| > they only incur a cost to the client, and only impact the user context, if/when they're invoked. Look it up. Look up the cross server injection examples. I guarantee you this is not true. An MCP server is at it's heart some 'thing' that provides a set of 'tools' that an LLM can invoke. This is done by adding a 'tool definition'. A 'tool definition' is content that goes into the LLM prompt. That's how it works. How do you imagine an LLM can decide to use a tool? It's only possible if the tool definition is in the prompt. The API may hide this, but I guarantee you this is how it works. Putting an arbitrary amount of 3rd party content into your prompts has a direct tangible impact on LLM performance (and cost). The more MCP servers you enable the more you pollute your prompt with tool definitions, and, I assure you, the worse the results are as a result. Just like pouring any large amount of unrelated crap into your system prompt does. At a small scale, it's ok; but as you scale up, the LLM performance goes down. Here's some background reading for you: https://github.com/invariantlabs-ai/mcp-injection-experiment... https://docs.anthropic.com/en/docs/build-with-claude/tool-us... |
Because yes, for the LLM to find the MCP servers it needs that info on its prompt. And the software is currently hiding how that information is being exposed. Is it prepended to your own message? Does it put it at the start of the entire context? If yes, wouldn’t real-time changes in tool availability invalidate the entire context? So then does it add it to end of the context window instead?

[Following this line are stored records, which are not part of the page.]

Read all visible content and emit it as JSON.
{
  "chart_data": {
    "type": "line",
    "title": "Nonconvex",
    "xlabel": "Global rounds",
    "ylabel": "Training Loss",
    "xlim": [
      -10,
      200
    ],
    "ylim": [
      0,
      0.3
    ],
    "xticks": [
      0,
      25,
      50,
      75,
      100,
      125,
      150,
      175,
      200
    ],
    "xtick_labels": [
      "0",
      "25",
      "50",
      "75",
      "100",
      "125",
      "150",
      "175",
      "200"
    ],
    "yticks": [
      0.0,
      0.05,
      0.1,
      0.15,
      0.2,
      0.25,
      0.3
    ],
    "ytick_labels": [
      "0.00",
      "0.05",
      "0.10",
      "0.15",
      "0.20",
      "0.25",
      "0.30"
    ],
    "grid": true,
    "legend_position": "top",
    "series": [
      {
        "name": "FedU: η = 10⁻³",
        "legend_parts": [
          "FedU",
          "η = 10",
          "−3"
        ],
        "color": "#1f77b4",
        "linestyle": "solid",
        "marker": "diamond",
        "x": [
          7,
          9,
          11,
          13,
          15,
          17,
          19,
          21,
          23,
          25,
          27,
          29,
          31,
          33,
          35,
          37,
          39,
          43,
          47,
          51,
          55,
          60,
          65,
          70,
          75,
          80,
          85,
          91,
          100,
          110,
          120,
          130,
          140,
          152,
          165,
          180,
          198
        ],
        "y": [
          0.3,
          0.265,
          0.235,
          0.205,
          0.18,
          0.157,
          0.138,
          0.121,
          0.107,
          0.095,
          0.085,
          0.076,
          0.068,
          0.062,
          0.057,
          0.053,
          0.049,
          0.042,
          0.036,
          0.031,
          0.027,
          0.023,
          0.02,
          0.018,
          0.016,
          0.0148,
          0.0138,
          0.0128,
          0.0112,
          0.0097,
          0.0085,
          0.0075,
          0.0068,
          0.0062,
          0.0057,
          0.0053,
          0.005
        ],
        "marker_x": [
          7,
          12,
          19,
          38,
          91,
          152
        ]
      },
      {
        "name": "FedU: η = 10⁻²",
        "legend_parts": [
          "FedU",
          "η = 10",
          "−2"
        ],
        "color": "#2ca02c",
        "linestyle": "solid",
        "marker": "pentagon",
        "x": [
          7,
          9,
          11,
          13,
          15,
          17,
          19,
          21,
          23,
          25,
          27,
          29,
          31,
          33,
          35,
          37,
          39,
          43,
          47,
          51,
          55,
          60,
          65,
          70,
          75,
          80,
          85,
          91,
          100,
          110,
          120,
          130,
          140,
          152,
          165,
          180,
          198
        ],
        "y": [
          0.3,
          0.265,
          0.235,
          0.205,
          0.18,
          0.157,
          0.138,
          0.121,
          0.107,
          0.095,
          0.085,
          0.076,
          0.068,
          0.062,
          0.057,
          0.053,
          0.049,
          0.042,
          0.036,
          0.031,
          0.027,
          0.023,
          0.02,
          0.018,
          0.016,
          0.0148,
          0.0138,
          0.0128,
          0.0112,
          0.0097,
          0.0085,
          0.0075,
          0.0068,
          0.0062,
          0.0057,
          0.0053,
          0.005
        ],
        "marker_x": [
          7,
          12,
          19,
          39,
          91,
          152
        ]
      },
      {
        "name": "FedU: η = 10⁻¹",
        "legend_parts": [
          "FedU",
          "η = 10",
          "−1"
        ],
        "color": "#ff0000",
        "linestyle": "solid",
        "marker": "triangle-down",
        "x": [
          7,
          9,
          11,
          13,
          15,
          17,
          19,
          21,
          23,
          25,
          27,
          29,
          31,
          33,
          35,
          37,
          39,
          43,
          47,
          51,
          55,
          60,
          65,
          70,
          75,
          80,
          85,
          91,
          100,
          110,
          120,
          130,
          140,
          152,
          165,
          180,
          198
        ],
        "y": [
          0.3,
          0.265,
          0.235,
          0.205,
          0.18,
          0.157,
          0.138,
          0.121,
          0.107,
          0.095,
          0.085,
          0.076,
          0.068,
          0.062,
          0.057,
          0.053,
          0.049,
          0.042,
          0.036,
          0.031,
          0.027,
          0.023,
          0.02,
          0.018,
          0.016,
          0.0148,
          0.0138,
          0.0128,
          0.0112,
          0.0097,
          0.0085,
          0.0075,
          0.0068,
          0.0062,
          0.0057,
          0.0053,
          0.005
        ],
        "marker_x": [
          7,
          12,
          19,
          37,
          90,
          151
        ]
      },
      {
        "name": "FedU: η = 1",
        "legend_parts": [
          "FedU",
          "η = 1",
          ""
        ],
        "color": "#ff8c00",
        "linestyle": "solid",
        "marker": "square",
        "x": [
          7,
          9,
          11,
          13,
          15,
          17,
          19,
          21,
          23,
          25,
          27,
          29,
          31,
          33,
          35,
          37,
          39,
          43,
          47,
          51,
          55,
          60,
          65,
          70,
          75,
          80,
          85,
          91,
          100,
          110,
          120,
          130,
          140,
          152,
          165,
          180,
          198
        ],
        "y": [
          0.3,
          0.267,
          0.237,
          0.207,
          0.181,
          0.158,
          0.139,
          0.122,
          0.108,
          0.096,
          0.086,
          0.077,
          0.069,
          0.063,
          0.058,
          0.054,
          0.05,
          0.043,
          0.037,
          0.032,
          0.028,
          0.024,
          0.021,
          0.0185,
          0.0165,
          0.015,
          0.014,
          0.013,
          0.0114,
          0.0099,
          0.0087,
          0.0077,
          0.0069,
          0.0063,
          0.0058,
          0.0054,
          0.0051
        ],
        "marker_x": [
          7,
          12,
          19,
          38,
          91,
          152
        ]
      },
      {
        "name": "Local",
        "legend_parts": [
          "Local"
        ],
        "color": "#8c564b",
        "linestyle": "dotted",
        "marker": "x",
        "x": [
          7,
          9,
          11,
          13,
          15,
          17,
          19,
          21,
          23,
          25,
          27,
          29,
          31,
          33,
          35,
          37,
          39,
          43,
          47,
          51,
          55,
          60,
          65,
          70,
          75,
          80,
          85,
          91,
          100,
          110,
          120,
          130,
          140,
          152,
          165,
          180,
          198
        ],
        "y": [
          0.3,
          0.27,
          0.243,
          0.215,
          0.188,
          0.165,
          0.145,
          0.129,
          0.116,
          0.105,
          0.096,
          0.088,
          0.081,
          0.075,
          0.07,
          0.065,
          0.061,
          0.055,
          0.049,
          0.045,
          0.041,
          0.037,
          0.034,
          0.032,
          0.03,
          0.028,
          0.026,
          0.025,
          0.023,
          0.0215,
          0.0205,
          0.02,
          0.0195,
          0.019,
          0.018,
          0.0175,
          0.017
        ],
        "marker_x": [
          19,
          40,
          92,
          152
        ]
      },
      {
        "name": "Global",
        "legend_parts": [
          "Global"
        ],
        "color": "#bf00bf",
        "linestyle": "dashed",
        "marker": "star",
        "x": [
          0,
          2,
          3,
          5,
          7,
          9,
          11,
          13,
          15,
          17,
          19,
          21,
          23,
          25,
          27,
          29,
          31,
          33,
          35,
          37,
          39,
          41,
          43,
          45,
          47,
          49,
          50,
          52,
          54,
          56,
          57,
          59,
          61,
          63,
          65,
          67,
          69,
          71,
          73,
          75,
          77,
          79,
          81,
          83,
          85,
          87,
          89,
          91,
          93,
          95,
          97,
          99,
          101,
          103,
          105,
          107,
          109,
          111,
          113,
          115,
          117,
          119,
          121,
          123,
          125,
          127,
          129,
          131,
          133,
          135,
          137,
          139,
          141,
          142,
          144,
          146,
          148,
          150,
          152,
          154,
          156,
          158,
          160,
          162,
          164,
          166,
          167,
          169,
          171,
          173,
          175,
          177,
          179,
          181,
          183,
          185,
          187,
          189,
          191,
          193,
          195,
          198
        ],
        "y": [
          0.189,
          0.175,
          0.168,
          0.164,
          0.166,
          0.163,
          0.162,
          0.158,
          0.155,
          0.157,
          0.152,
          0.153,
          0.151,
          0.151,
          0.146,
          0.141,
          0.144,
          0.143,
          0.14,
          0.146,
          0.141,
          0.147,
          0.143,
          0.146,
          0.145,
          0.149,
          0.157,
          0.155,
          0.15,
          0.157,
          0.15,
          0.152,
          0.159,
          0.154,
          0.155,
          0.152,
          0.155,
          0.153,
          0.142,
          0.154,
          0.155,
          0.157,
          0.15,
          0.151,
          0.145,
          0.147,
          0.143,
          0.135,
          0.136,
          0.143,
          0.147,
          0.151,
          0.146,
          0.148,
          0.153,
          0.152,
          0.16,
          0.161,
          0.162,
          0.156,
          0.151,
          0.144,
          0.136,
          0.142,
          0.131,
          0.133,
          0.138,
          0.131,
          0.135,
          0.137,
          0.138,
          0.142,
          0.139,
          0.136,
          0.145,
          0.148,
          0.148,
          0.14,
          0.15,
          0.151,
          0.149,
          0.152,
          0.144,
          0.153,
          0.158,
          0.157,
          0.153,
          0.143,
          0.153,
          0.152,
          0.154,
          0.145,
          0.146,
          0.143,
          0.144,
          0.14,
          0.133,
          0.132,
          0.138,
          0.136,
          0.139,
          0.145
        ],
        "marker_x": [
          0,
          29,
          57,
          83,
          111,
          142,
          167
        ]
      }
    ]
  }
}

Like nobody really has this dialed in completely. Somebody needs to make a LLM “front end” that is the raw de-tokenized input and output. Don’t even attempt to structure it. Give me the input blob and output blob.
… I dunno. I wish these tools had ways to do more precise context editing. And more visibility. It would help make more informed choices on what to prompt the model with.
/Ramble mode off.
But slightly more serious; what is the token cost for a MCP tool? Like the llm needs its name, a description, parameters… so maybe like 100 tokens max per tool? It’s not a lot but it isn’t nothing either.